2)Natural Ventilation. This is not a common strategy. It uses a solar chimney where air is heated by the sun, becomes more buoyant and exits through the chimney. There are also strategically placed inlet ports where fresh air can enter.
3) Exhaust-only mechanical ventilation. Relatively common. Small exhaust fans, usually in bathrooms, operate continuously or intermittently to exhaust moisture and stale air generated in those rooms. This system creates a modest negative pressure in the house that draws fresh air in from outside.
4) Supply-only mechanical ventilation. A fan brings in fresh air and the stale air exits through cracks and air leakage sites in the house. A supply-only system pressurizes a house which can help to keep out radon, a contaminant, from entering the house. The only issue with this system is that it can force moist air into ceiling and wall cavities where moisture problems can occur.

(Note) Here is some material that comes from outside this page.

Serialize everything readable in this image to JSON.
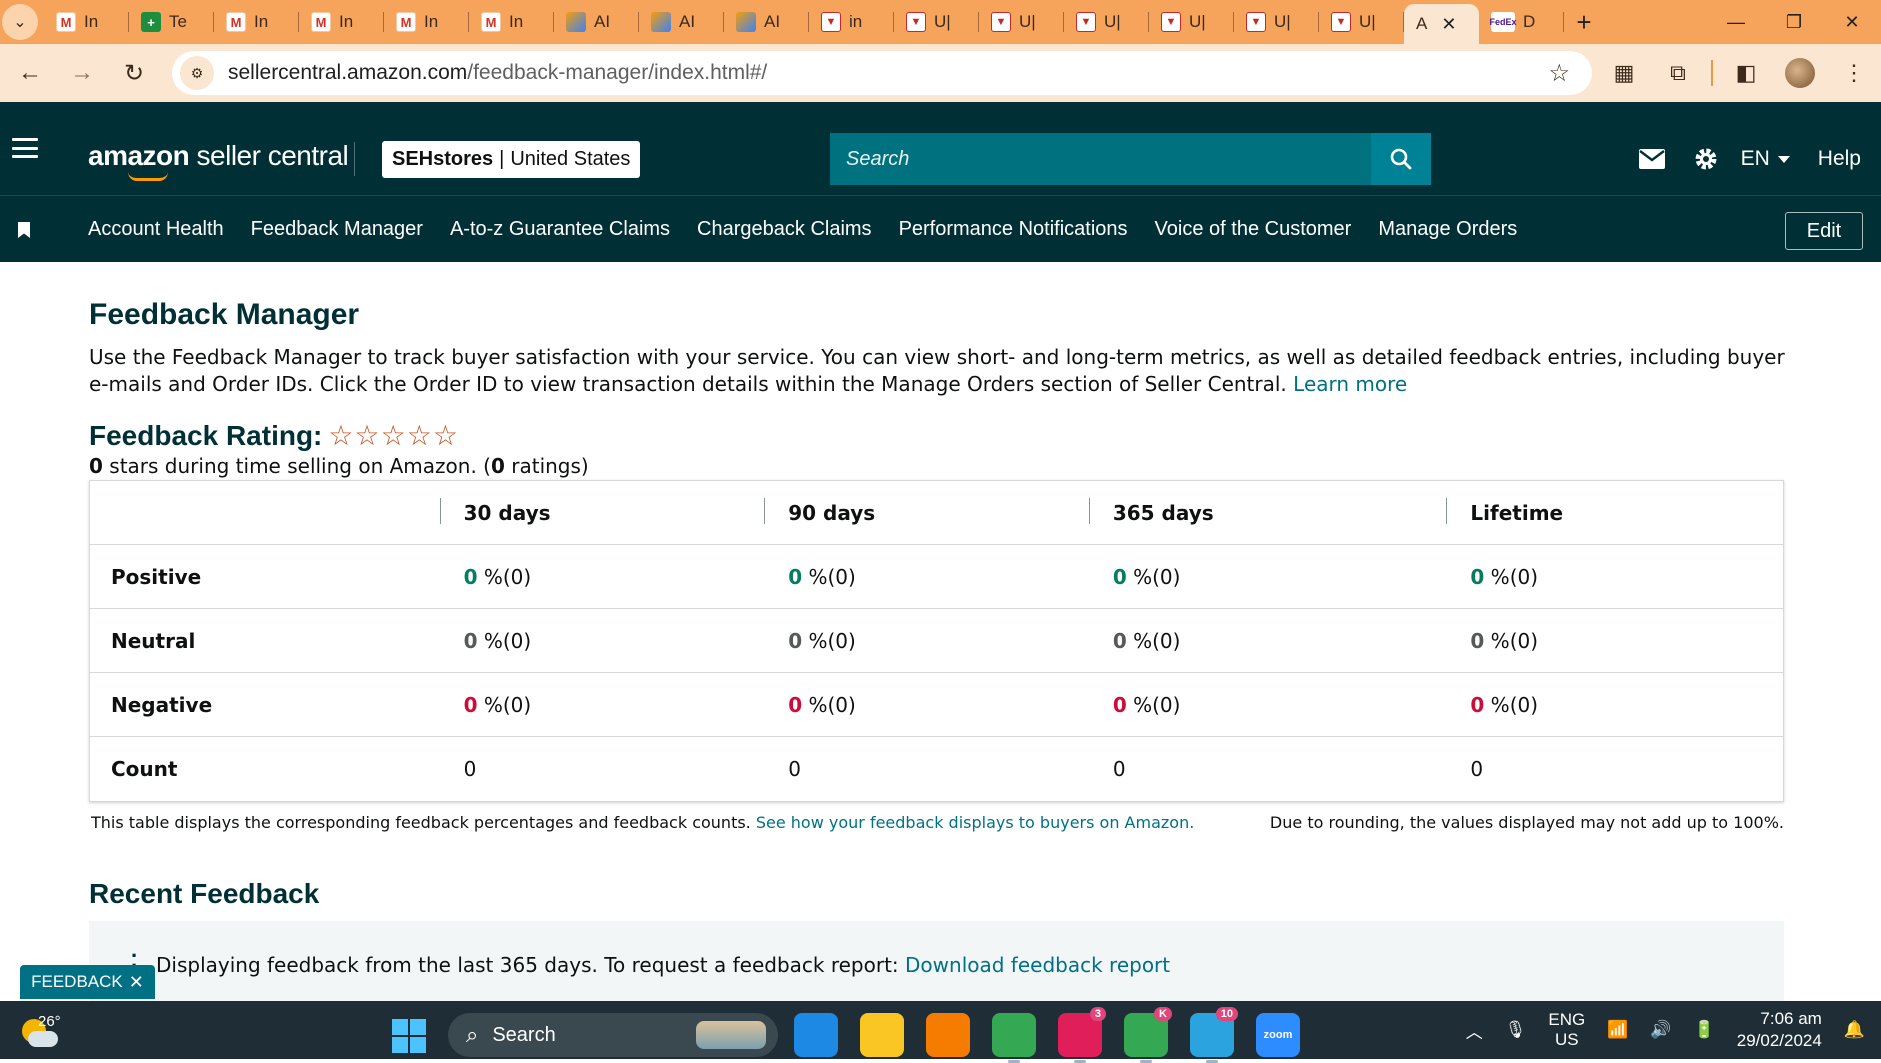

5) Balanced Ventilation. Better ventilation system with separate fans that drive inlet and exhaust airflow. This system lets you choose where fresh air comes in and where stale air exits. You can choose to deliver fresh air to more lived-in rooms and release air in more moist and polluted rooms of the house.
6) Balanced ventilation with heat recovery. If you have separate fans for fresh indoor air and exhaust indoor air, keeping these fans close together allows for a air-to-air heat exchanger to be used so the outgoing house air will precondition the incoming outdoor air. It keeps the air in the household to desired humidity in the winter and reduces the amount of humidity introduced from the outdoors in the summer.
For the best air quality in your home, a mechanical ventilation system is highly recommended. Although mechanical ventilation uses energy, having the heat recovery system keeps the penalty of using energy for fresh air minimal.